The following recipe is sufficient to produce 1 medium thickness 13 Inch (33cm) diameter pizza base.

If you want more than 1 base, just multiply each of the ingredients by that number. Divide the final dough into dough balls weighing about 350-360g each.





  Bakers Flour

 215 g


 4 g


  Instant Dry Yeast

 3 g


  Water (Chilled)

 130 g

  Olive (or Veg.) Oil

 6 g




  1. Weigh out flour, salt, & yeast, mix in a bowl 
  2. In another mixing bowl pour fridge chilled water 
  3. Add the dry ingredients to the water 
  4. Start Mixing (refer to note on Mixing Dough)  
  5. After a few minutes of mixing, add the olive oil  
  6. Continue mixing until a smooth, soft dough mass is formed 
  7. Remove the dough (if you've made more than 1 multiple, divide it into seperate dough balls) 
  8. Pat each dough mass into a rough ball & place into seperate small plastic bags, loosely tying the corners of the bag 

Mixing Dough

To mix the dough mass, you can use various methods including;

  • An electric mixer with a dough hook
  • A food processor  
  • A bread machine on dough cycle (stop before heated proofing cycle for "fridge fermentation") 
  • A quick hand mix with a wooden spoon followed by a 2 minute pat & knead  

It is not necessary to thoroughly knead the dough, as we will fridge ferment the dough and much of the dough's structure and flavor development will occur naturally during this time. This method also gives the pizza crust superb flavour and a crisp-chewy texture.

Fridge Ferment

  • Refrigerate the dough balls overnight (about 12 hours up to 72 hours) 
  • Remove dough balls from fridge before intended use. Depending on your room temperature that may be anywhere from 3-6 hours. 


TIP! You will know that a dough has a good consistency when its not sticking to the wall of the mixing bowl.

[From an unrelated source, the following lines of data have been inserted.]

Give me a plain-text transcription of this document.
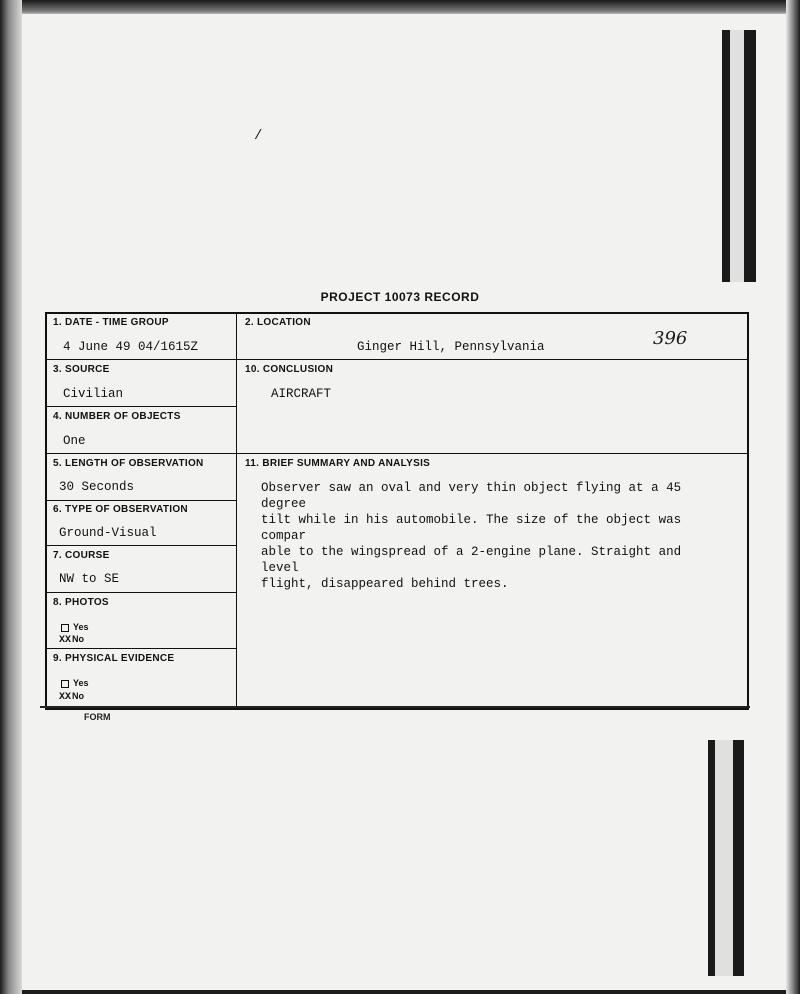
/
PROJECT 10073 RECORD
396
1. DATE - TIME GROUP
4 June 49 04/1615Z
2. LOCATION
Ginger Hill, Pennsylvania
3. SOURCE
Civilian
4. NUMBER OF OBJECTS
One
10. CONCLUSION
AIRCRAFT
5. LENGTH OF OBSERVATION
30 Seconds
6. TYPE OF OBSERVATION
Ground-Visual
7. COURSE
NW to SE
8. PHOTOS
Yes
XXNo
9. PHYSICAL EVIDENCE
Yes
XXNo
11. BRIEF SUMMARY AND ANALYSIS
Observer saw an oval and very thin object flying at a 45 degree
tilt while in his automobile. The size of the object was compar
able to the wingspread of a 2-engine plane. Straight and level
flight, disappeared behind trees.
FORM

TIP! Bakers flour is reccomended for use in Pizza Bases over regular plain flour. Bakers flour has a higher Protein (Gluten) percentage and as a result is more stretchy and easier to work with as a Pizza Dough. Also, regular plain flour tends to have a larger particle size, making it less pliable and not as strong in structure. Most larger grocery stores carry bakers flour.